Monday, January 31, 2011

Eucharist on the Tongue

(High altar at St. Stephens Catholic Church in Cleveland, Ohio - amazing, amazing, amazing church)

I know this sounds completely ridiculous but I have NEVER received the Eucharist, at Mass, any other way than in my hand. I'm a girl that made her 1st Communion in 1978 and we were in the swing of Vatican II reform so it wasn't even taught to us nor was it encouraged. I'm not one that tends to take a position on what is the "correct" way to receive the Eucharist. I believe that the intent is way more important than how you do it. I know that many think that it is irreverent to receive something so holy and special like the consecrated Host in your hand and I tend to find some compelling truths to that. I've seen people just willy-nilly walk up to the Eucharistic minister and stick their hand out like they're at a gumball machine. But, I don't know their hearts and their minds. These same people may very well have the purest hearts and the greatest love for Our Lord and why should I judge whether or not it is "valid" that they've just received the Eucharist by hand?

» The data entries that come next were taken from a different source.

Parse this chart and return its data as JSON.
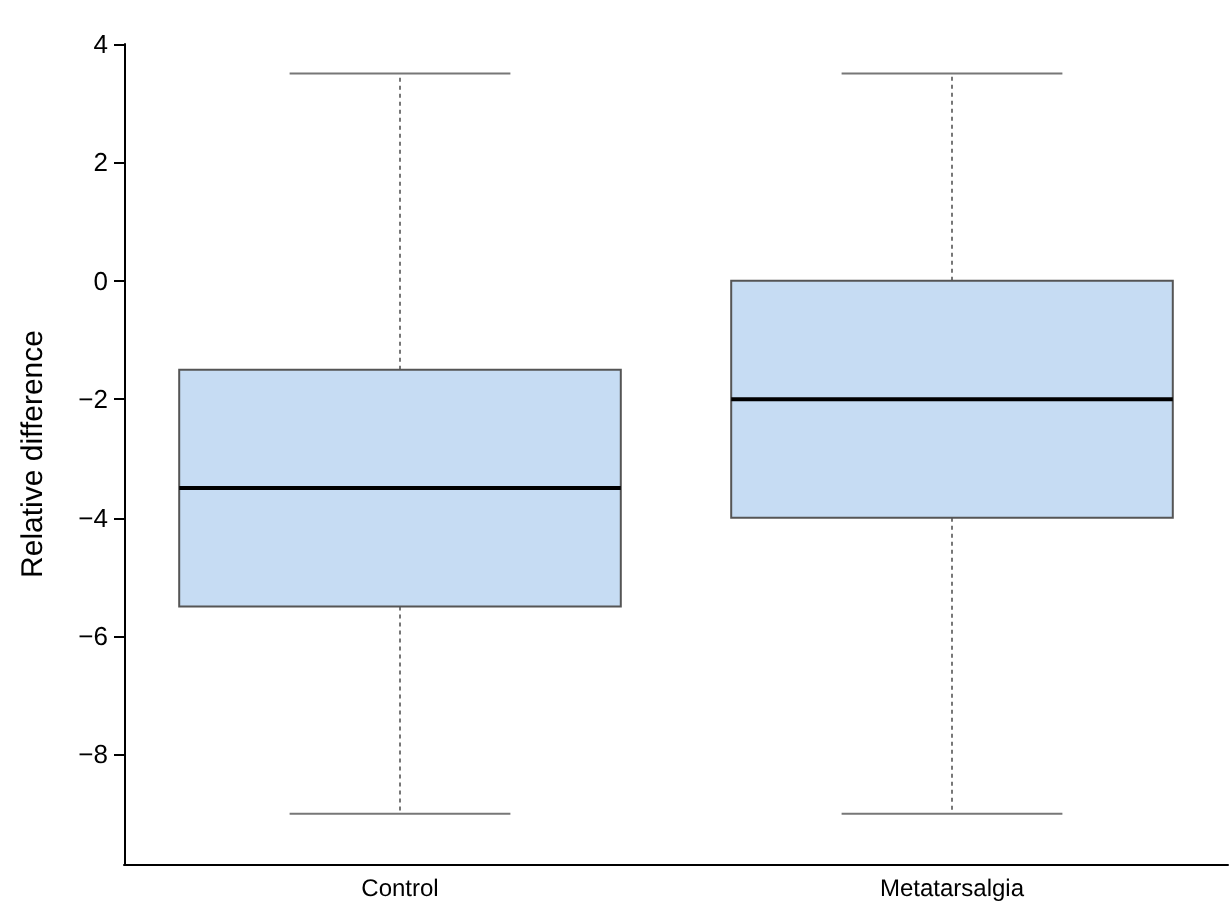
{
  "chart_data": {
    "type": "box",
    "ylabel": "Relative difference",
    "categories": [
      "Control",
      "Metatarsalgia"
    ],
    "color": "#c6dcf3",
    "boxes": [
      {
        "low": -9,
        "q1": -5.5,
        "median": -3.5,
        "q3": -1.5,
        "high": 3.5
      },
      {
        "low": -9,
        "q1": -4,
        "median": -2,
        "q3": 0,
        "high": 3.5
      }
    ],
    "ylim": [
      -9.85,
      4
    ],
    "yticks": [
      {
        "value": -8,
        "label": "−8"
      },
      {
        "value": -6,
        "label": "−6"
      },
      {
        "value": -4,
        "label": "−4"
      },
      {
        "value": -2,
        "label": "−2"
      },
      0,
      2,
      4
    ]
  }
}
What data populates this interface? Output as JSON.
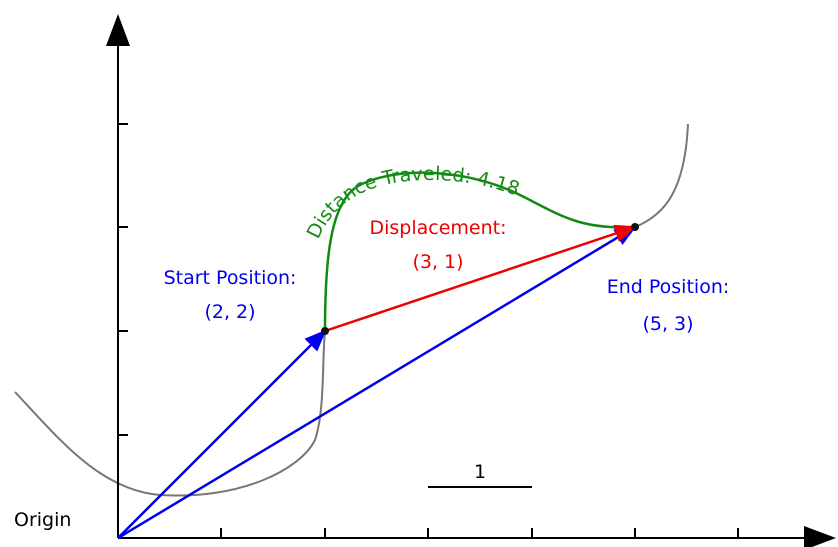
{
  "start_label": "Start Position:",
  "start_coords": "(2, 2)",
  "displacement_label": "Displacement:",
  "displacement_coords": "(3, 1)",
  "end_label": "End Position:",
  "end_coords": "(5, 3)",
  "distance_label": "Distance Traveled: 4.18",
  "origin_label": "Origin",
  "scale_label": "1"
}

It opens yet more questions that I have...well, maybe concerns that I have. I have witnessed the watering-down of my beloved Catholic Church. Can anyone say the 80s? The sacredness of the Church suffered quite a hit in the 60s, 70s, and 80s. The invention of the birth control pill, Roe v. Wade, the Women's Lib movement, and Vatican II all ushered in an environment, in the Church, of anything goes. We were taught that it was ok to have small families or no families at all - it's our body, after all. I remember a homily when I was in my early teens in which the priest, from the pulpit, gave "us" women permission to take back our lives. We didn't need to feel obligated to be wives and mothers. This is fine and dandy if that's where one finds oneself - some are not able to have children and/or some may not feel the call to be a wife but to say that to be a wife and a mother is akin to some sort of slavery option? Hmmm? I still struggle with the guilt I have that I don't have a real job. It was the culture in which we were formed. To break from that culture is tough.

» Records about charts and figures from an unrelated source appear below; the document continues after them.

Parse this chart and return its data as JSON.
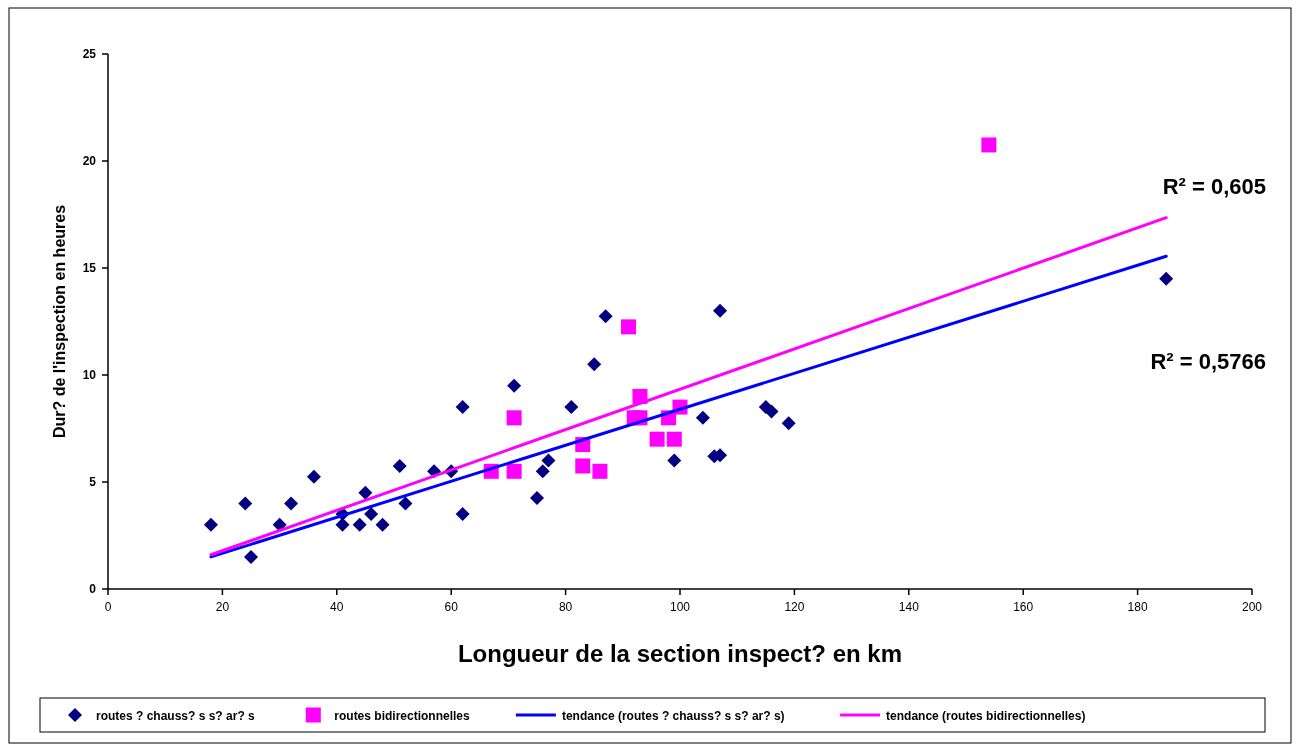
{
  "chart_data": {
    "type": "scatter",
    "xlabel": "Longueur de la section inspect?  en km",
    "ylabel": "Dur?  de l'inspection en heures",
    "xlim": [
      0,
      200
    ],
    "xticks": [
      0,
      20,
      40,
      60,
      80,
      100,
      120,
      140,
      160,
      180,
      200
    ],
    "ylim": [
      0,
      25
    ],
    "yticks": [
      0,
      5,
      10,
      15,
      20,
      25
    ],
    "grid": false,
    "legend": "bottom",
    "series": [
      {
        "name": "routes ? chauss? s s? ar? s",
        "marker": "diamond",
        "color": "#000080",
        "x": [
          18,
          24,
          25,
          30,
          32,
          36,
          41,
          41,
          44,
          45,
          46,
          48,
          51,
          52,
          57,
          60,
          62,
          62,
          71,
          75,
          76,
          77,
          81,
          85,
          87,
          99,
          104,
          106,
          107,
          107,
          115,
          116,
          119,
          185
        ],
        "values": [
          3,
          4,
          1.5,
          3,
          4,
          5.25,
          3.5,
          3,
          3,
          4.5,
          3.5,
          3,
          5.75,
          4,
          5.5,
          5.5,
          8.5,
          3.5,
          9.5,
          4.25,
          5.5,
          6,
          8.5,
          10.5,
          12.75,
          6,
          8,
          6.2,
          6.25,
          13,
          8.5,
          8.3,
          7.75,
          14.5
        ]
      },
      {
        "name": "routes bidirectionnelles",
        "marker": "square",
        "color": "#ff00ff",
        "x": [
          67,
          71,
          71,
          83,
          83,
          86,
          91,
          92,
          93,
          93,
          96,
          98,
          99,
          100,
          154
        ],
        "values": [
          5.5,
          8,
          5.5,
          6.75,
          5.75,
          5.5,
          12.25,
          8,
          9,
          8,
          7,
          8,
          7,
          8.5,
          20.75
        ]
      },
      {
        "name": "tendance (routes ? chauss? s s? ar? s)",
        "type": "line",
        "marker": "none",
        "color": "#0000ff",
        "x": [
          18,
          185
        ],
        "values": [
          1.5,
          15.55
        ]
      },
      {
        "name": "tendance (routes bidirectionnelles)",
        "type": "line",
        "marker": "none",
        "color": "#ff00ff",
        "x": [
          18,
          185
        ],
        "values": [
          1.6,
          17.35
        ]
      }
    ],
    "annotations": [
      "R² = 0,605",
      "R² = 0,5766"
    ]
  }
}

So, here I sat at my third Latin Mass ever - my first one, I was a bridesmaid at my college roommate's wedding and, the second one, I left after a woman yelled at me because my head wasn't covered - I was having a minor freak-out because I really did not know how to receive the Eucharist on my tongue. I've always done the "hands as a cradle" communion procedure (sounds so sterile) and so I squeezed Bill's arm and revealed to him that I had never done this before today. He, very sweetly, took my hand, kissed it, and led me to the altar railing and reassured me that the priest would know what to do and for me to watch him. Well, I survived and, I must say, I was overcome at the beauty of the whole thing. I was, actually, surprised at how different I felt after Mass. I'm an "on fire for Christ" kind of a gal but, this time, it was amazing how I felt such an element of peace that it overwhelmed me with tears. To celebrate Mass in the Latin tradition was one of the most powerful experiences of my life (even if, most of the time, I didn't even know which part the priest was on) To have shared that experience with the man I am to marry was a gift that I shall be forever grateful!

Just thought that I'd share how enriching it was to attend a Latin Mass with all of its chanting, silence, incense, tradition, etc. I may be a convert to it if there were any churches around here that had Latin Mass. This doesn't mean, however, that I am an anti-Vatican II person. I do think that Vatican II watered down our beautiful traditions. I believe the intent of VII was to make the Mass more relatable to those in the pews and, for that, I am bowled over that I can feel a true part of the miracle. I do feel that, in the process, we've lost the sacredness of the Mass. It's become so ordinary to so many that the mystery seems gone.

I have more thoughts on the matter but, for now, I'll stop and maybe study some Latin so I won't look like such a dork the next time I go to Latin Mass :)

1 comment:

dorrie said...

Okay, this is scary, I've been having a similar dialogue in my head about some of the same things.

Jack and I went to a new parish by our house in ChiLand. It was a Catholic least I THOUGHT it was a Catholic church. It felt so new agey and the priest made several comments about not needing to be in a state of grace before receiving communion. He said we didn't have to "earn" the Eucharist and that it didn't matter what sort of sin we had on our souls as long as truly believed that it was Christ we were receiving.

I had to force myself to sit and not walk out. Seriously? If we believe it's truly Christ in that bread and wine, shouldn't we be all the more worried about our souls when we receive Him?

His homily was about 30 minutes long and he kept trying to make the Church teachings easy. That being a Christian should make us peaceful. Like we should hold hands and sing "Kum Ba Ya." Y'know what, buddy? Being a Christian isn't easy (nor should it be) and it is through that struggle that we actually improve upon our human imperfections.


Sorry for the vomit. Hey, I was due!!!